Photo/Illutration Yasuko Abe calls out to the photos of her parents displayed at the Buddhist altar at her home. (Kazuhiro Fujitani)

YAMADA, Iwate Prefecture--A letter penned by her mother but never posted is now a treasure for a 52-year-old resident of this town that the tsunami triggered by the Great East Japan Earthquake swept through on March 11, 2011.

Yasuko Abe found it in a desk drawer while going through her mother Mitsuko's things in 2017. In spring that year, Mitsuko, who had been living in temporary housing, died at age 73.

The letter, written in June 2013, began, “To Grandpa in heaven. Two years and three months have passed since you went to a place far away. How is life over there?”

The letter was to Yasuko’s father, Kenro, who went missing after the tsunami hit Yamada but was never found. He was 70 at the time.

Mitsuko addressed him as "Grandpa" following the Japanese custom to often refer to relatives by their relationship to the newest addition to the family.
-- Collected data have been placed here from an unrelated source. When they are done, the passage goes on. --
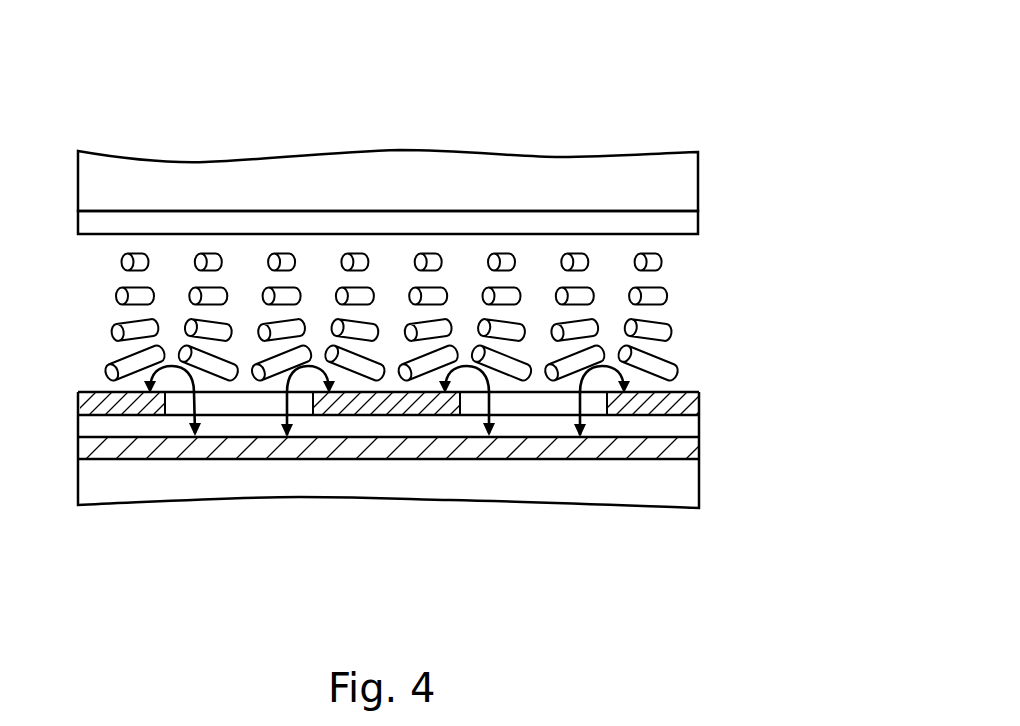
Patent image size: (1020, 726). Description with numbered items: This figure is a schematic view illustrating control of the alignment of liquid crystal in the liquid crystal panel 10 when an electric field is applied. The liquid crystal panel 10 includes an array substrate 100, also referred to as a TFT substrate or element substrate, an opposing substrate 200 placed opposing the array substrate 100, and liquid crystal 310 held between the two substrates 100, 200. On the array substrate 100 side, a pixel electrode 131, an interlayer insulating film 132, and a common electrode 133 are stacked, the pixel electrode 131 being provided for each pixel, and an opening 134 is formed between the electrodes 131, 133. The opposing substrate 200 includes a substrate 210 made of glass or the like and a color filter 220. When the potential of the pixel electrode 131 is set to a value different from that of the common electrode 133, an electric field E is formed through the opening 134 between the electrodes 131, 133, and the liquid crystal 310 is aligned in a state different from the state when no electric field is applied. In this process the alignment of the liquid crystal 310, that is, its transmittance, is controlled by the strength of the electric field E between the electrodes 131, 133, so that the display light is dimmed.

The liquid crystal panel 10 is at (198, 99).
The array substrate 100 is at (667, 520).
The pixel electrode 131 is at (688, 450).
The interlayer insulating film 132 is at (688, 430).
The common electrode 133 is at (685, 403).
The opening 134 is at (247, 414).
The opposing substrate 200 is at (658, 137).
The substrate 210 is at (687, 182).
The color filter 220 is at (690, 227).
The liquid crystal 310 is at (670, 332).
The electric field E is at (197, 405).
Kenro ran a cleaning business, but his real passion was coaching youth baseball. Normally mild-mannered, Kenro became excited whenever it came to baseball.

“The kids are playing very seriously," he once yelled at an umpire during a game. "Why don’t you do your job?!”

So his grandchildren could practice batting while he tossed balls to them, he installed a net in a second-floor room at home.

After the March 11, 2011, disasters, Yasuko moved into temporary housing near a baseball field because, “I wanted my father to be able to hear the sounds of baseball.”

There were times when Kenro appeared before Yasuko as an apparition.

She could also hear the sound of her father opening the screen door at home and removing groceries bought at the supermarket.

When she turned to the sounds, she saw him standing there. He had on a jacket that he always wore to baseball practice and smiled but never said anything.

On those occasions, Mitsuko, who lived in a different temporary housing unit, would invariably phone her daughter.

“Grandpa showed up here," Mitsuko would tell her. "But did he go to your place?”

Yasuko never was surprised at the “reunions,” but they left her longing for the past.

“I felt like he was worried about whether I was eating properly,” Yasuko recalled.

After the tsunami struck Yamada, fires also broke out, turning the town into a barren wasteland. But a new community has been built centered on the train station, and the coastal embankment has been elevated.

Yasuko and her family decided to rebuild their home on its former site where the foundation had been raised and to set aside a room for Mitsuko.

But one morning a social welfare organization employee called Yasuko, inquiring if her mother was all right.

“Has something happened? Because a number of days’ worth of newspapers have piled up,” the employee asked.

Yasuko went to her mother's and found her collapsed against the wall in the bathroom. Three days had passed since she died. The autopsy said the cause of death was a stroke.

Shortly before the estimated time of Mitsuko’s death, Yasuko missed a call from her mother on her cellphone. Noticing it later, she was unable to stop crying, sitting on a bench outside the temporary housing unit.

The third page of Mitsuko's letter to her husband goes, “Today is June 23, my birthday. I have become the same age as you. … How many more years can I go on living? Although I have to depend on my pension, I am enjoying life.”

Yasuko and her husband now live in their rebuilt home. Her eldest son and his wife who live nearby now have two children, so Yasuko is called “Grandma.”

The Buddhist altar in Yasuko's home displays photos of her father in his baseball uniform and her mother at the evacuation center. Her mother's letter is kept close by.

“I feel they are always looking over us,” Yasuko said. “I hope they are together somewhere.”

In past years on March 11, Yasuko did not go to the family grave because she could not accept that her father was gone. She would only attend the memorial service sponsored by the town government.

But this year, Yasuko has decided to go to the grave.

“It is not as though something has changed," she said. "It's only that 10 years have passed. I will tell them what we've done until now.”